Jetzt schnell handeln und langfristig denken

Die internationale Staatengemeinschaft hat zu langsam auf den seit März 2014 bekannten Ebola-Ausbruch reagiert. Das gilt auch für Deutschland. Gründe hierfür gibt es viele: Der Krisenstab des Auswärtigen Amtes hat nicht rechtzeitig gewarnt und die relevanten Ministerien für eine kohärente Strategie gewinnen können. Das mag auch daran liegen, dass die deutschen Kapazitäten aufgrund massiver Krisen wie in Syrien oder der Ukraine stark ausgelastet sind. Zudem war internationale Gesundheitskooperation bislang keine Stärke Deutschlands.

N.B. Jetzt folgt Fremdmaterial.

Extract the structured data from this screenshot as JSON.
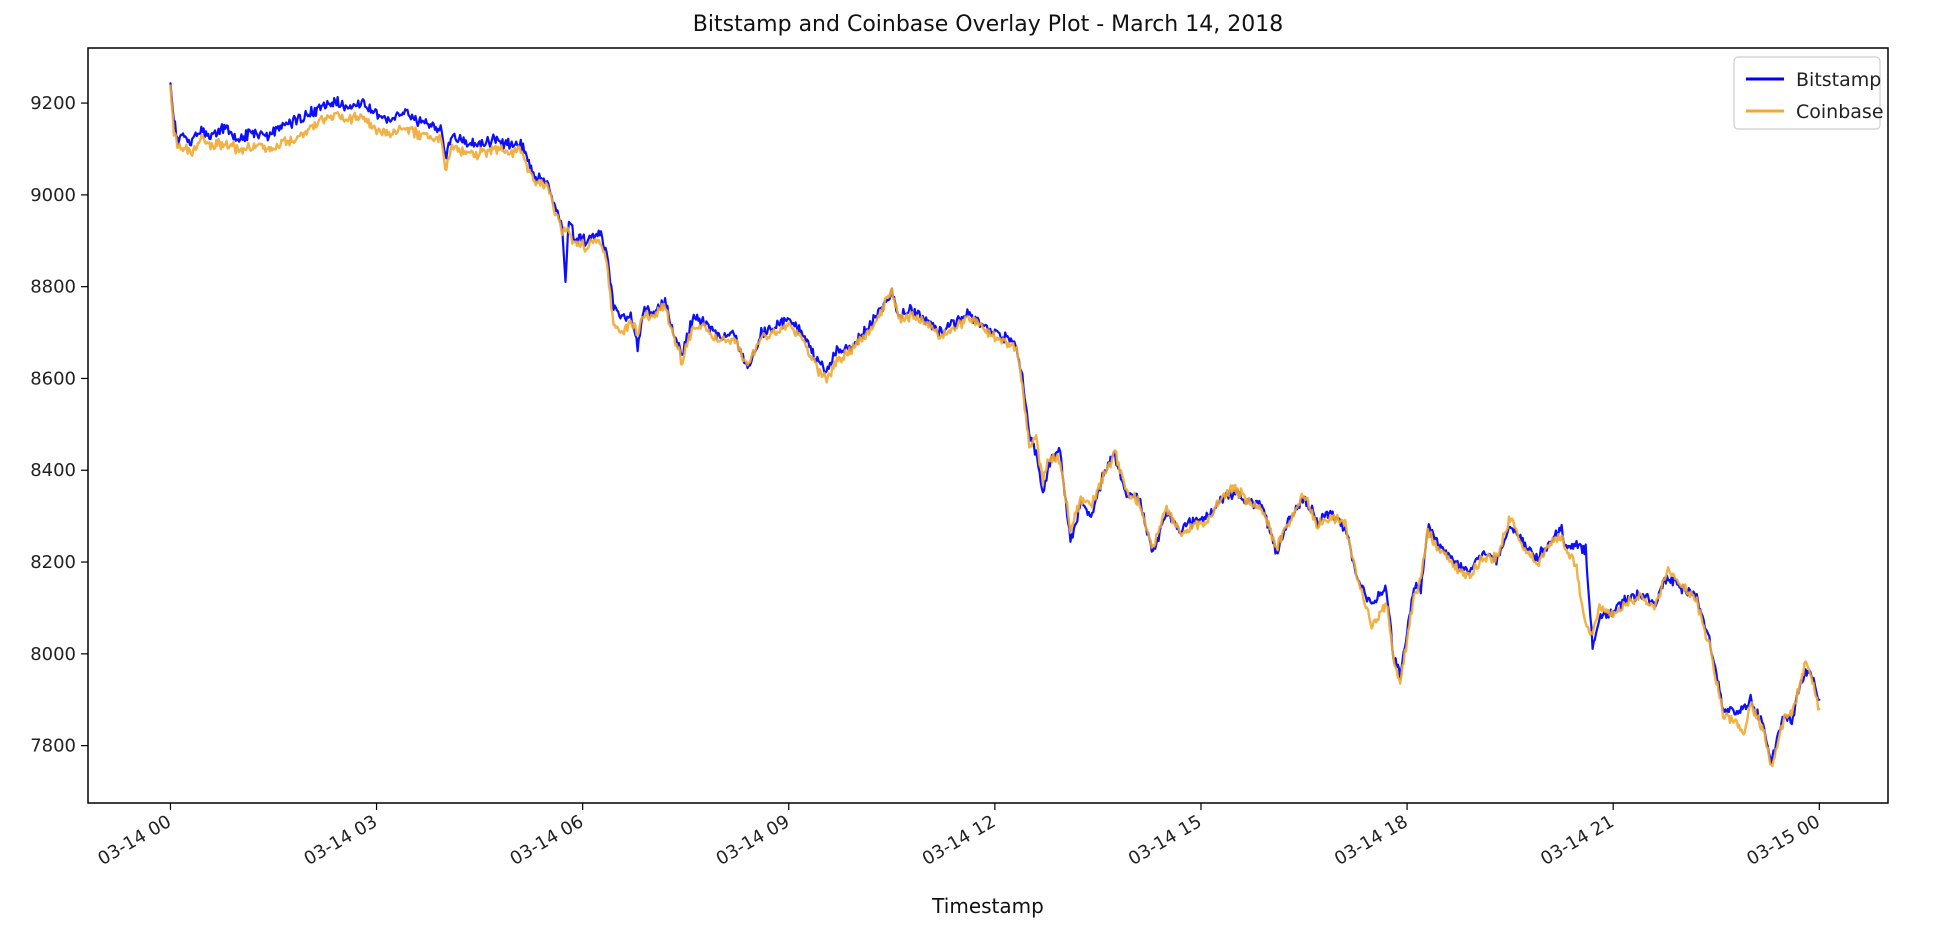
{
  "chart_data": {
    "type": "line",
    "title": "Bitstamp and Coinbase Overlay Plot - March 14, 2018",
    "xlabel": "Timestamp",
    "ylabel": "",
    "x_tick_labels": [
      "03-14 00",
      "03-14 03",
      "03-14 06",
      "03-14 09",
      "03-14 12",
      "03-14 15",
      "03-14 18",
      "03-14 21",
      "03-15 00"
    ],
    "x_tick_hours": [
      0,
      3,
      6,
      9,
      12,
      15,
      18,
      21,
      24
    ],
    "xlim_hours": [
      -1.2,
      25.0
    ],
    "y_ticks": [
      7800,
      8000,
      8200,
      8400,
      8600,
      8800,
      9000,
      9200
    ],
    "ylim": [
      7675,
      9320
    ],
    "grid": false,
    "legend_position": "top-right",
    "x_unit": "hours after 03-14 00:00",
    "series": [
      {
        "name": "Bitstamp",
        "color": "#0000ff",
        "points": [
          [
            0.0,
            9250
          ],
          [
            0.05,
            9160
          ],
          [
            0.1,
            9120
          ],
          [
            0.2,
            9130
          ],
          [
            0.3,
            9115
          ],
          [
            0.45,
            9140
          ],
          [
            0.6,
            9130
          ],
          [
            0.8,
            9145
          ],
          [
            1.0,
            9120
          ],
          [
            1.2,
            9135
          ],
          [
            1.4,
            9125
          ],
          [
            1.6,
            9150
          ],
          [
            1.8,
            9160
          ],
          [
            2.0,
            9175
          ],
          [
            2.2,
            9190
          ],
          [
            2.4,
            9205
          ],
          [
            2.6,
            9185
          ],
          [
            2.8,
            9200
          ],
          [
            3.0,
            9175
          ],
          [
            3.2,
            9165
          ],
          [
            3.4,
            9180
          ],
          [
            3.6,
            9160
          ],
          [
            3.8,
            9150
          ],
          [
            3.95,
            9145
          ],
          [
            4.0,
            9080
          ],
          [
            4.1,
            9130
          ],
          [
            4.3,
            9115
          ],
          [
            4.5,
            9110
          ],
          [
            4.7,
            9120
          ],
          [
            4.9,
            9110
          ],
          [
            5.1,
            9115
          ],
          [
            5.3,
            9040
          ],
          [
            5.5,
            9030
          ],
          [
            5.6,
            8970
          ],
          [
            5.7,
            8940
          ],
          [
            5.75,
            8810
          ],
          [
            5.8,
            8950
          ],
          [
            5.9,
            8900
          ],
          [
            6.0,
            8910
          ],
          [
            6.05,
            8895
          ],
          [
            6.15,
            8910
          ],
          [
            6.25,
            8920
          ],
          [
            6.35,
            8870
          ],
          [
            6.45,
            8760
          ],
          [
            6.55,
            8730
          ],
          [
            6.7,
            8740
          ],
          [
            6.8,
            8665
          ],
          [
            6.9,
            8760
          ],
          [
            7.0,
            8740
          ],
          [
            7.2,
            8770
          ],
          [
            7.3,
            8710
          ],
          [
            7.45,
            8650
          ],
          [
            7.6,
            8730
          ],
          [
            7.8,
            8720
          ],
          [
            8.0,
            8690
          ],
          [
            8.2,
            8700
          ],
          [
            8.4,
            8620
          ],
          [
            8.6,
            8700
          ],
          [
            8.8,
            8710
          ],
          [
            9.0,
            8730
          ],
          [
            9.2,
            8700
          ],
          [
            9.4,
            8640
          ],
          [
            9.55,
            8620
          ],
          [
            9.7,
            8660
          ],
          [
            9.9,
            8670
          ],
          [
            10.1,
            8700
          ],
          [
            10.3,
            8740
          ],
          [
            10.5,
            8790
          ],
          [
            10.6,
            8740
          ],
          [
            10.8,
            8750
          ],
          [
            11.0,
            8730
          ],
          [
            11.2,
            8700
          ],
          [
            11.4,
            8720
          ],
          [
            11.6,
            8740
          ],
          [
            11.8,
            8720
          ],
          [
            12.0,
            8700
          ],
          [
            12.3,
            8680
          ],
          [
            12.4,
            8600
          ],
          [
            12.5,
            8480
          ],
          [
            12.6,
            8440
          ],
          [
            12.7,
            8350
          ],
          [
            12.8,
            8420
          ],
          [
            12.95,
            8440
          ],
          [
            13.1,
            8240
          ],
          [
            13.25,
            8330
          ],
          [
            13.4,
            8300
          ],
          [
            13.6,
            8400
          ],
          [
            13.75,
            8430
          ],
          [
            13.9,
            8350
          ],
          [
            14.1,
            8340
          ],
          [
            14.3,
            8220
          ],
          [
            14.5,
            8310
          ],
          [
            14.7,
            8270
          ],
          [
            14.9,
            8290
          ],
          [
            15.1,
            8300
          ],
          [
            15.3,
            8340
          ],
          [
            15.5,
            8350
          ],
          [
            15.7,
            8330
          ],
          [
            15.9,
            8320
          ],
          [
            16.1,
            8220
          ],
          [
            16.3,
            8300
          ],
          [
            16.5,
            8340
          ],
          [
            16.7,
            8290
          ],
          [
            16.9,
            8310
          ],
          [
            17.1,
            8270
          ],
          [
            17.3,
            8150
          ],
          [
            17.5,
            8110
          ],
          [
            17.7,
            8140
          ],
          [
            17.8,
            8000
          ],
          [
            17.9,
            7950
          ],
          [
            18.1,
            8150
          ],
          [
            18.2,
            8140
          ],
          [
            18.3,
            8280
          ],
          [
            18.5,
            8230
          ],
          [
            18.7,
            8200
          ],
          [
            18.9,
            8180
          ],
          [
            19.1,
            8220
          ],
          [
            19.3,
            8200
          ],
          [
            19.5,
            8280
          ],
          [
            19.7,
            8240
          ],
          [
            19.9,
            8210
          ],
          [
            20.1,
            8250
          ],
          [
            20.25,
            8270
          ],
          [
            20.3,
            8240
          ],
          [
            20.6,
            8230
          ],
          [
            20.7,
            8010
          ],
          [
            20.8,
            8080
          ],
          [
            21.0,
            8090
          ],
          [
            21.2,
            8120
          ],
          [
            21.4,
            8130
          ],
          [
            21.6,
            8110
          ],
          [
            21.8,
            8170
          ],
          [
            22.0,
            8140
          ],
          [
            22.2,
            8130
          ],
          [
            22.4,
            8030
          ],
          [
            22.5,
            7960
          ],
          [
            22.6,
            7880
          ],
          [
            22.8,
            7870
          ],
          [
            23.0,
            7900
          ],
          [
            23.2,
            7840
          ],
          [
            23.3,
            7760
          ],
          [
            23.4,
            7820
          ],
          [
            23.5,
            7870
          ],
          [
            23.6,
            7850
          ],
          [
            23.7,
            7920
          ],
          [
            23.8,
            7960
          ],
          [
            23.9,
            7950
          ],
          [
            24.0,
            7900
          ]
        ]
      },
      {
        "name": "Coinbase",
        "color": "#f0a830",
        "points": [
          [
            0.0,
            9230
          ],
          [
            0.05,
            9140
          ],
          [
            0.1,
            9110
          ],
          [
            0.2,
            9100
          ],
          [
            0.3,
            9090
          ],
          [
            0.45,
            9120
          ],
          [
            0.6,
            9105
          ],
          [
            0.8,
            9115
          ],
          [
            1.0,
            9095
          ],
          [
            1.2,
            9110
          ],
          [
            1.4,
            9100
          ],
          [
            1.6,
            9115
          ],
          [
            1.8,
            9120
          ],
          [
            2.0,
            9140
          ],
          [
            2.2,
            9160
          ],
          [
            2.4,
            9175
          ],
          [
            2.6,
            9165
          ],
          [
            2.8,
            9170
          ],
          [
            3.0,
            9140
          ],
          [
            3.2,
            9135
          ],
          [
            3.4,
            9150
          ],
          [
            3.6,
            9130
          ],
          [
            3.8,
            9125
          ],
          [
            3.95,
            9120
          ],
          [
            4.0,
            9060
          ],
          [
            4.1,
            9105
          ],
          [
            4.3,
            9095
          ],
          [
            4.5,
            9090
          ],
          [
            4.7,
            9100
          ],
          [
            4.9,
            9095
          ],
          [
            5.1,
            9095
          ],
          [
            5.3,
            9030
          ],
          [
            5.5,
            9020
          ],
          [
            5.6,
            8960
          ],
          [
            5.7,
            8925
          ],
          [
            5.8,
            8920
          ],
          [
            5.9,
            8890
          ],
          [
            6.0,
            8895
          ],
          [
            6.05,
            8880
          ],
          [
            6.15,
            8900
          ],
          [
            6.25,
            8905
          ],
          [
            6.35,
            8850
          ],
          [
            6.45,
            8720
          ],
          [
            6.55,
            8700
          ],
          [
            6.7,
            8720
          ],
          [
            6.8,
            8700
          ],
          [
            6.9,
            8740
          ],
          [
            7.0,
            8735
          ],
          [
            7.2,
            8760
          ],
          [
            7.3,
            8700
          ],
          [
            7.45,
            8635
          ],
          [
            7.6,
            8715
          ],
          [
            7.8,
            8710
          ],
          [
            8.0,
            8675
          ],
          [
            8.2,
            8690
          ],
          [
            8.4,
            8630
          ],
          [
            8.6,
            8690
          ],
          [
            8.8,
            8700
          ],
          [
            9.0,
            8720
          ],
          [
            9.2,
            8685
          ],
          [
            9.4,
            8625
          ],
          [
            9.55,
            8595
          ],
          [
            9.7,
            8640
          ],
          [
            9.9,
            8660
          ],
          [
            10.1,
            8690
          ],
          [
            10.3,
            8730
          ],
          [
            10.5,
            8795
          ],
          [
            10.6,
            8730
          ],
          [
            10.8,
            8740
          ],
          [
            11.0,
            8720
          ],
          [
            11.2,
            8690
          ],
          [
            11.4,
            8710
          ],
          [
            11.6,
            8730
          ],
          [
            11.8,
            8715
          ],
          [
            12.0,
            8690
          ],
          [
            12.3,
            8670
          ],
          [
            12.4,
            8590
          ],
          [
            12.5,
            8450
          ],
          [
            12.6,
            8470
          ],
          [
            12.7,
            8380
          ],
          [
            12.8,
            8430
          ],
          [
            12.95,
            8420
          ],
          [
            13.1,
            8270
          ],
          [
            13.25,
            8340
          ],
          [
            13.4,
            8320
          ],
          [
            13.6,
            8390
          ],
          [
            13.75,
            8440
          ],
          [
            13.9,
            8360
          ],
          [
            14.1,
            8330
          ],
          [
            14.3,
            8230
          ],
          [
            14.5,
            8320
          ],
          [
            14.7,
            8260
          ],
          [
            14.9,
            8280
          ],
          [
            15.1,
            8290
          ],
          [
            15.3,
            8340
          ],
          [
            15.5,
            8360
          ],
          [
            15.7,
            8330
          ],
          [
            15.9,
            8310
          ],
          [
            16.1,
            8230
          ],
          [
            16.3,
            8290
          ],
          [
            16.5,
            8350
          ],
          [
            16.7,
            8280
          ],
          [
            16.9,
            8300
          ],
          [
            17.1,
            8280
          ],
          [
            17.3,
            8150
          ],
          [
            17.5,
            8060
          ],
          [
            17.7,
            8110
          ],
          [
            17.8,
            7990
          ],
          [
            17.9,
            7935
          ],
          [
            18.1,
            8130
          ],
          [
            18.2,
            8160
          ],
          [
            18.3,
            8270
          ],
          [
            18.5,
            8220
          ],
          [
            18.7,
            8190
          ],
          [
            18.9,
            8170
          ],
          [
            19.1,
            8210
          ],
          [
            19.3,
            8210
          ],
          [
            19.5,
            8295
          ],
          [
            19.7,
            8230
          ],
          [
            19.9,
            8200
          ],
          [
            20.1,
            8240
          ],
          [
            20.25,
            8260
          ],
          [
            20.3,
            8230
          ],
          [
            20.45,
            8200
          ],
          [
            20.6,
            8060
          ],
          [
            20.7,
            8050
          ],
          [
            20.8,
            8100
          ],
          [
            21.0,
            8085
          ],
          [
            21.2,
            8110
          ],
          [
            21.4,
            8120
          ],
          [
            21.6,
            8100
          ],
          [
            21.8,
            8180
          ],
          [
            22.0,
            8150
          ],
          [
            22.2,
            8120
          ],
          [
            22.4,
            8020
          ],
          [
            22.5,
            7940
          ],
          [
            22.6,
            7870
          ],
          [
            22.8,
            7850
          ],
          [
            22.9,
            7820
          ],
          [
            23.0,
            7890
          ],
          [
            23.2,
            7830
          ],
          [
            23.3,
            7750
          ],
          [
            23.4,
            7810
          ],
          [
            23.5,
            7860
          ],
          [
            23.6,
            7870
          ],
          [
            23.7,
            7920
          ],
          [
            23.8,
            7980
          ],
          [
            23.9,
            7940
          ],
          [
            24.0,
            7880
          ]
        ]
      }
    ]
  }
}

Zwar verfügt Deutschland mit dem Robert-Koch- und dem Bernhard-Nocht-Institut über international vernetzte, exzellente mikrobiologische und medizinische Forschung. Auch die Bundeswehr baut seit 2013 ihren Sanitätsdienst aus. Doch dies kommt für die akute Ebola-Krise zu spät.

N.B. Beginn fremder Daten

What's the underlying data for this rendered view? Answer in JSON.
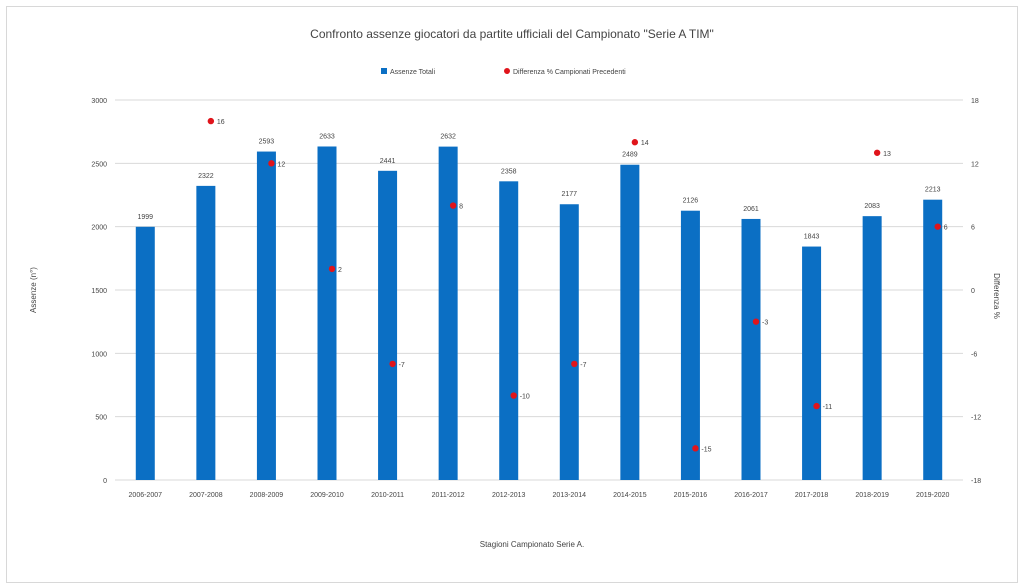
{
  "chart_data": {
    "type": "bar",
    "title": "Confronto assenze giocatori da partite ufficiali del Campionato  \"Serie A TIM\"",
    "xlabel": "Stagioni Campionato Serie A.",
    "ylabel": "Assenze (n°)",
    "y2label": "Differenza %",
    "categories": [
      "2006-2007",
      "2007-2008",
      "2008-2009",
      "2009-2010",
      "2010-2011",
      "2011-2012",
      "2012-2013",
      "2013-2014",
      "2014-2015",
      "2015-2016",
      "2016-2017",
      "2017-2018",
      "2018-2019",
      "2019-2020"
    ],
    "ylim": [
      0,
      3000
    ],
    "yticks": [
      0,
      500,
      1000,
      1500,
      2000,
      2500,
      3000
    ],
    "y2lim": [
      -18,
      18
    ],
    "y2ticks": [
      -18,
      -12,
      -6,
      0,
      6,
      12,
      18
    ],
    "grid": true,
    "legend_position": "top-center",
    "series": [
      {
        "name": "Assenze Totali",
        "type": "bar",
        "axis": "left",
        "color": "#0B6FC4",
        "values": [
          1999,
          2322,
          2593,
          2633,
          2441,
          2632,
          2358,
          2177,
          2489,
          2126,
          2061,
          1843,
          2083,
          2213
        ]
      },
      {
        "name": "Differenza % Campionati Precedenti",
        "type": "scatter",
        "axis": "right",
        "color": "#E0141B",
        "values": [
          null,
          16,
          12,
          2,
          -7,
          8,
          -10,
          -7,
          14,
          -15,
          -3,
          -11,
          13,
          6
        ],
        "labels": [
          "",
          "16",
          "12",
          "2",
          "-7",
          "8",
          "-10",
          "-7",
          "14",
          "-15",
          "-3",
          "-11",
          "13",
          "6"
        ]
      }
    ]
  }
}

Wenn Deutschland seine neue Rolle als Gestaltungsmacht in der Welt tatsächlich wahrnehmen will, dann muss die Bundesregierung ihr Profil in der Ebola-Krise schärfen. Bislang ist aber keine Strategie zu erkennen, die über einen Reaktionismus auf die immer schlimmer werdende Situation in Liberia, Sierra Leone und Guinea hinausgeht. Eine Gesamtstrategie der Bundesregierung muss die Fähigkeiten unterschiedlicher Ministerien gezielt einbinden: Kurzfristig ist die Bundeswehr gefordert, um sich in der akuten Krise noch mehr als bislang an Luftbrücken und mit ihrem Sanitätsdienst der Bundeswehr zu beteiligen. Das Bundesministerium für wirtschaftliche Zusammenarbeit und Entwicklung und das Auswärtige Amt können im Rahmen internationaler Zusammenarbeit und Diplomatie ihren Beitrag leisten. Denn in diesen Ländern geht es darum, den Aufbau von funktionierenden Gesundheitssystemen zu unterstützen und Demokratie zu fördern.

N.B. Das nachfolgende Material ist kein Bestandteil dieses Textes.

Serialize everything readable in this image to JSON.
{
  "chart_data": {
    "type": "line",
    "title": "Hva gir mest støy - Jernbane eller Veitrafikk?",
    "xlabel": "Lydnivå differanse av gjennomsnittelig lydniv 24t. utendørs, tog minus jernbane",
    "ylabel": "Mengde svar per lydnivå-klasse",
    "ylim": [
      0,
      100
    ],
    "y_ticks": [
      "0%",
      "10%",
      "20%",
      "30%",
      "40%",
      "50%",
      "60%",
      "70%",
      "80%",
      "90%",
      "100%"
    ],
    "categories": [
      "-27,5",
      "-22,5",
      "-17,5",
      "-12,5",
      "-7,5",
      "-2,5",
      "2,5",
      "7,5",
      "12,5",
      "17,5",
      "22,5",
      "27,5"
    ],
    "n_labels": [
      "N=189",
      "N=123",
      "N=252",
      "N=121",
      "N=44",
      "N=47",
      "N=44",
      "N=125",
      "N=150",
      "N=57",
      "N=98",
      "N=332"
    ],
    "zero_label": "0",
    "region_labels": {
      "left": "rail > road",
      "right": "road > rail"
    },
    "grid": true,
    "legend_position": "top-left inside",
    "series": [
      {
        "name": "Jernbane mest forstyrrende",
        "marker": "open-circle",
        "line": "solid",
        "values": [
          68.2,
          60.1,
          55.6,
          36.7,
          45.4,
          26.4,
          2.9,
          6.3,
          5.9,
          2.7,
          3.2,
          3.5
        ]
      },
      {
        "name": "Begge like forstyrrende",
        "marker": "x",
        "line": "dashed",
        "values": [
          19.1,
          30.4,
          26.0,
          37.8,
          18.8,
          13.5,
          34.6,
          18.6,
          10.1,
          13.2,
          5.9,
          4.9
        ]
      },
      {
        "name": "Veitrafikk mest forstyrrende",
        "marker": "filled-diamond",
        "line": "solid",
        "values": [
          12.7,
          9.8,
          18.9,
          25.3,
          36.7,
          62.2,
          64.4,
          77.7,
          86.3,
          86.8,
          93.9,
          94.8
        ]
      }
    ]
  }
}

Prävention ist nicht nur in den Krisenstaaten, sondern auch in den Grenzländern zu Guinea – Elfenbeinküste, Mali und Senegal – notwendig. Die naive Vorstellung, dass die Gesellschaften hier durch Landesgrenzen voneinander abgeriegelt sind, entspricht kaum der Realität. Die Grenzen verlaufen größtenteils durch ländliche Gebiete, teils durch Dörfer. Es besteht hier reger Austausch, der für die Ausweitung von Ebola relevant sein kann. Darum sollten die Menschen und die Staaten in den betroffenen Grenzländern besser auf Ebola-Fälle vorbereitet werden. Deutschland kann hier mit den Netzwerken politischer Stiftungen und der bereits existierenden, staatlichen Zusammenarbeit mit Kommunen einen relevanten Unterschied für die Aufklärungsarbeit machen.